We lost a lot of money on that engagement. :) We went waaay over margin. So we started thinking how can we automate this and make it a repeatable process that customers can run on an on-demand and on-going basis. Security is who we are and in our blood. We we started coding...

And here we are.

So there are two sides:

1. Web based spear phishing engine that sends out "malicious" emails with all kinds of different options (e.g. malicious attachments, links to malicious web sites, 'your pass expired, enter it here!' sites, etc.) We track who clicked on what, who has out of date Acrobat, Flash, Java, etc.

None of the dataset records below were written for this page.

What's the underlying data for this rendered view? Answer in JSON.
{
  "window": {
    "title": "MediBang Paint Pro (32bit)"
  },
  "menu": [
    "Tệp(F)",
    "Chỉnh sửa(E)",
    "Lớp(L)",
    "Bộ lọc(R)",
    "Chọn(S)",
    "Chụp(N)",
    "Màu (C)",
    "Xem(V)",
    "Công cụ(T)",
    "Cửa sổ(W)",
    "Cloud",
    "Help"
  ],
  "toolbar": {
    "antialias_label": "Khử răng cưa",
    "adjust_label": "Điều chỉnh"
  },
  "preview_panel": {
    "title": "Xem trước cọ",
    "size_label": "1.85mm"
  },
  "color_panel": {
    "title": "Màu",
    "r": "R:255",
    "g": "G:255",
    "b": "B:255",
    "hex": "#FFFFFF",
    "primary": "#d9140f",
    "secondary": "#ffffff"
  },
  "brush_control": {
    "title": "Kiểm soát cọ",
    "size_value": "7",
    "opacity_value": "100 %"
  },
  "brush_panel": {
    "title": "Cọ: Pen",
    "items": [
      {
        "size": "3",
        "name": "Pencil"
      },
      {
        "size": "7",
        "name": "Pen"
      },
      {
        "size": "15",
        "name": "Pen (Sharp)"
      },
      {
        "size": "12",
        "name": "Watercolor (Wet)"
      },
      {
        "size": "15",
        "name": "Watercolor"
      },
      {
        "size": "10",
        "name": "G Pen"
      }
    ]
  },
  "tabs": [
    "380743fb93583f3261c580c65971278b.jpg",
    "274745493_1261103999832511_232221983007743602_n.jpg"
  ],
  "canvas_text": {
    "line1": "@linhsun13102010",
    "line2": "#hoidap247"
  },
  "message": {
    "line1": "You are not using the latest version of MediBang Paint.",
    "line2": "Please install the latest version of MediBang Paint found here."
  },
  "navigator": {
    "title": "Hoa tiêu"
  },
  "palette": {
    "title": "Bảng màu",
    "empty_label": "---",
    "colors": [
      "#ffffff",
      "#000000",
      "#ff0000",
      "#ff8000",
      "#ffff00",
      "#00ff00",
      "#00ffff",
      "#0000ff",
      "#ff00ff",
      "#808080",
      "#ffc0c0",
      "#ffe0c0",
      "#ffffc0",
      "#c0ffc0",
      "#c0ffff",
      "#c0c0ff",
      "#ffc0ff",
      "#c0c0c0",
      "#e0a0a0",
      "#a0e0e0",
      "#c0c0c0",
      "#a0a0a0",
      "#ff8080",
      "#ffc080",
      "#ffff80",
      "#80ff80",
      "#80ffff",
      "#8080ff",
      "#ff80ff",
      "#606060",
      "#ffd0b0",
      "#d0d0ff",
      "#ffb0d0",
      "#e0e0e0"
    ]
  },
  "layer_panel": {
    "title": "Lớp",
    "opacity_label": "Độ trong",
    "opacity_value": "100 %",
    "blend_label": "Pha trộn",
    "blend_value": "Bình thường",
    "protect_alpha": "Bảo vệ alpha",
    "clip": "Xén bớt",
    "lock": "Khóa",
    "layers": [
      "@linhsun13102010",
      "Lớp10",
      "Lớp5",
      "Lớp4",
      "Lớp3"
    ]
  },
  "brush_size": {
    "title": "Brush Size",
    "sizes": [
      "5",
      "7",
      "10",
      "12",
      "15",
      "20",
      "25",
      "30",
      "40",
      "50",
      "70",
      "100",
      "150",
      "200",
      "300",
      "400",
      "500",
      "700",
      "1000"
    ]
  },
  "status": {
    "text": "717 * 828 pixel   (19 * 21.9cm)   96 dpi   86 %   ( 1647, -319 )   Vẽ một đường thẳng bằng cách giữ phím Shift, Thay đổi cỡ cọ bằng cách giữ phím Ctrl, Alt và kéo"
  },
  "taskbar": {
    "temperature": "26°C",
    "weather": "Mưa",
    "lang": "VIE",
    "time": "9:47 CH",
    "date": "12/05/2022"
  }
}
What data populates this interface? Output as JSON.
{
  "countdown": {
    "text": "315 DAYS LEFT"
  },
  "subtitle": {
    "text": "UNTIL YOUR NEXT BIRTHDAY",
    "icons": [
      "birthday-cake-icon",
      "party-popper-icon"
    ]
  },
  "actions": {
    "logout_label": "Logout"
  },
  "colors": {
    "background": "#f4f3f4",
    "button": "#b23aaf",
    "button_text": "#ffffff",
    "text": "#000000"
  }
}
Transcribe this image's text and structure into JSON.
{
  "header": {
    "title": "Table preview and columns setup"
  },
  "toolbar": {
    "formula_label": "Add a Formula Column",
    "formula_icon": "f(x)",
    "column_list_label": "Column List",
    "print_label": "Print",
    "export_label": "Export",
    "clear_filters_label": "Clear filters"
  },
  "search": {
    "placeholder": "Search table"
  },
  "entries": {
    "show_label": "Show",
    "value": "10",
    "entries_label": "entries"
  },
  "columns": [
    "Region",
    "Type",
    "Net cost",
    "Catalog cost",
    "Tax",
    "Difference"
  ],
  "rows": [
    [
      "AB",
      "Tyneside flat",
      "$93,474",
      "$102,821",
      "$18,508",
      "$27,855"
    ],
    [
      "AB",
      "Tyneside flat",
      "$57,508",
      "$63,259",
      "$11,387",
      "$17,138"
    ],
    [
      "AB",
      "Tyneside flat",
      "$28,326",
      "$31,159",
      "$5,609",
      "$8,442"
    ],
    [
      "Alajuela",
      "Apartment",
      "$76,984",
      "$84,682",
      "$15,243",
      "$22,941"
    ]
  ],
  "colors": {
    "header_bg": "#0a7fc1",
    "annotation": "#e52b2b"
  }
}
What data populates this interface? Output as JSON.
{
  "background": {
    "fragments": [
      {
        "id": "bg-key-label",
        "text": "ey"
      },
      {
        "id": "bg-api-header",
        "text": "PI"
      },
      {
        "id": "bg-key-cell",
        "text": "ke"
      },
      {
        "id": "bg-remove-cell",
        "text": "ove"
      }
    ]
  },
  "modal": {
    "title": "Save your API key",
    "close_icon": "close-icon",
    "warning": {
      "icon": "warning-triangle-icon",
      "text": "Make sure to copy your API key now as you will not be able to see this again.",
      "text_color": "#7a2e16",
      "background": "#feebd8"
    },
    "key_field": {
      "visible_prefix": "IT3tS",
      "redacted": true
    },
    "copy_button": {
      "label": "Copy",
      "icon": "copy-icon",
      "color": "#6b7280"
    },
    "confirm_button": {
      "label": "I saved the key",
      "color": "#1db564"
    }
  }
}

2. Bottom line is that phishers will ALWAYS get people to click on something. No matter what. And the attacker only needs 1 person to do it. Just 1. So let's assume that we're going to eventually get in. We have an on-demand executable that mimics attacker malware complete with ninja-sneaky network tricks that phones home fake credit card numbers, .rar files, all kinds of cool network trickery.

All of the above is run by the end user and presented in a nice web UI so a security guy/gal can make intelligent decisions on where their security is good and where it sucks.

We're super excited about our new service and we hope everyone else is too. Would love to hear more feedback.

1 comments

Awesome - I'll be contacting you. This is great, for the typical over-worked but security conscious IT guy (me).